Among the many distinctions Prager sees between a Trump presidency and a Clinton presidency: the Supreme Court, natural gas extraction (known as “fracking,” which Clinton has come out hard against during her campaign against Bernie Sanders), and, as he said, “An ever-expanding government taking over more and more of the American economy.”
Prager fears Clinton appointments to the Supreme Court could, for a generation, allow judges to “use the court to pass laws” otherwise not achievable with a Republican-controlled Congress or White House. Asked to respond to #NeverTrump conservatives’ fear that Trump is redefining—or has already redefined the Republican Party—Prager said that will only happen if he “succeeds as president, and doesn’t do so by adopting conservative policies.”

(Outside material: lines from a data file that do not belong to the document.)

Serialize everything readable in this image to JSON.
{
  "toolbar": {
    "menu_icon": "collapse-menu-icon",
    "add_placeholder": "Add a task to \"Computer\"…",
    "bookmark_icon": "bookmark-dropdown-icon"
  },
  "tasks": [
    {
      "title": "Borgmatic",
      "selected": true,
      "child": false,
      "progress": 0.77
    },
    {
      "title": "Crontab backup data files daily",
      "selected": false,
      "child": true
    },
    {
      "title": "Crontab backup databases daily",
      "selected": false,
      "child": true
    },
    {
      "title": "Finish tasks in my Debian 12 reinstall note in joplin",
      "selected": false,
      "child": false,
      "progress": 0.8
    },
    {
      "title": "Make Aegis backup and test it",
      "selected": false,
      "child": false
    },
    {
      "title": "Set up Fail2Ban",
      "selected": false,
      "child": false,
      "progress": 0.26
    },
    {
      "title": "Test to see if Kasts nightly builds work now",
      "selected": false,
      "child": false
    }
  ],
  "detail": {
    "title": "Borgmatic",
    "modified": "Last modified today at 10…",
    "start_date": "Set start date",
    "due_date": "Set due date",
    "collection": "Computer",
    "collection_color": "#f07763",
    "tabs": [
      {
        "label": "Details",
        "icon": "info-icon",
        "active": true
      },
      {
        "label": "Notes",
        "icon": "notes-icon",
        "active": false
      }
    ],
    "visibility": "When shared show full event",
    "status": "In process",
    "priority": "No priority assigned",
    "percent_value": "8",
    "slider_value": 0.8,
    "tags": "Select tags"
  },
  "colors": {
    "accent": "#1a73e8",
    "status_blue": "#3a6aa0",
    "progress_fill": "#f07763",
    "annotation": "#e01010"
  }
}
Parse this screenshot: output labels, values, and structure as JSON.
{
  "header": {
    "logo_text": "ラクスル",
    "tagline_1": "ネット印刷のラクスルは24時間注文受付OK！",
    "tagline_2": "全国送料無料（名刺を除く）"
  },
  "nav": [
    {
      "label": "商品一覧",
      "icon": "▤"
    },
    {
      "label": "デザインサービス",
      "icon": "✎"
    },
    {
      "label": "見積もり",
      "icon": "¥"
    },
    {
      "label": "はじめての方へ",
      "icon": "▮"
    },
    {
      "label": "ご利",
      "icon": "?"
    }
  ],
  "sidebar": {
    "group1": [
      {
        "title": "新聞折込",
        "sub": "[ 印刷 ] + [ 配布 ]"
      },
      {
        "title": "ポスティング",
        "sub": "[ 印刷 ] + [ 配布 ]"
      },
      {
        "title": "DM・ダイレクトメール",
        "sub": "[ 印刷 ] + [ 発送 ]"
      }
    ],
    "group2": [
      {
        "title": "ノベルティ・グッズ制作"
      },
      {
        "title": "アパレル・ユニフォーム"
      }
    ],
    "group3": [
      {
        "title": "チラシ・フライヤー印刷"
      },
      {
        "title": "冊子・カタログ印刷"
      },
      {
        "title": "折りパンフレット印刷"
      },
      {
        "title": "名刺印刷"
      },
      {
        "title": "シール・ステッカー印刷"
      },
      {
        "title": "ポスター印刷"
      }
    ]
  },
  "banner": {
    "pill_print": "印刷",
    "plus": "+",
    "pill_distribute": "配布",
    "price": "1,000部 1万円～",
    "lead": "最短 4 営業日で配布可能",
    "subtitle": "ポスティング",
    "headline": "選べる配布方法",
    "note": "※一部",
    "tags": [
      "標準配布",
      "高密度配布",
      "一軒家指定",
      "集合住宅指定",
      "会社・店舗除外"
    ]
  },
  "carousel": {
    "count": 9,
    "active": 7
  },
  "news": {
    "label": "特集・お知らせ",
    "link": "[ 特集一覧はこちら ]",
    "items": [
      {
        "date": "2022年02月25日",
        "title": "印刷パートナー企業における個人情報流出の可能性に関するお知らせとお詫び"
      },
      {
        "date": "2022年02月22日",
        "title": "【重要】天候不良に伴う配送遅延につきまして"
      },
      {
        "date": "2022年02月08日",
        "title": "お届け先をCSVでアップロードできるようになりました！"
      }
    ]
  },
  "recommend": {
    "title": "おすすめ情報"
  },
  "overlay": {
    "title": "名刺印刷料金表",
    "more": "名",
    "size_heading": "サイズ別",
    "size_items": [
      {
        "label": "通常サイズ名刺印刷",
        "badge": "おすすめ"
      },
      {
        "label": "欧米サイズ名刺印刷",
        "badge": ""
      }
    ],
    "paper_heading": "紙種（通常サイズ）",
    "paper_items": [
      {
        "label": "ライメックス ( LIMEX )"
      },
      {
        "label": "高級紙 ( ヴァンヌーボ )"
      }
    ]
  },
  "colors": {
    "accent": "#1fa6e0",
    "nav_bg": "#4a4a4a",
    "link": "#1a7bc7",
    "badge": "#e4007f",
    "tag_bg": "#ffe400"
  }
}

“Then he may indeed redefine Republican and conservative,” Prager said. “I’ll worry about that then. And if he fails, he will give new impetus to the traditional understanding of Republican and conservative.”
…What put Weinstein, the Daily Caller editor, over the edge was an incident in which Michelle Fields, Weinstein’s girlfriend and a former Breitbart reporter, was grabbed at a Trump event by campaign manager Corey Lewandowski as she tried to approach Trump to ask him a question. A Florida prosecutor charged Lewandowski with battery, and then later dropped the charges, but eyewitnesses corroborated Fields’ account, along with audio and video footage.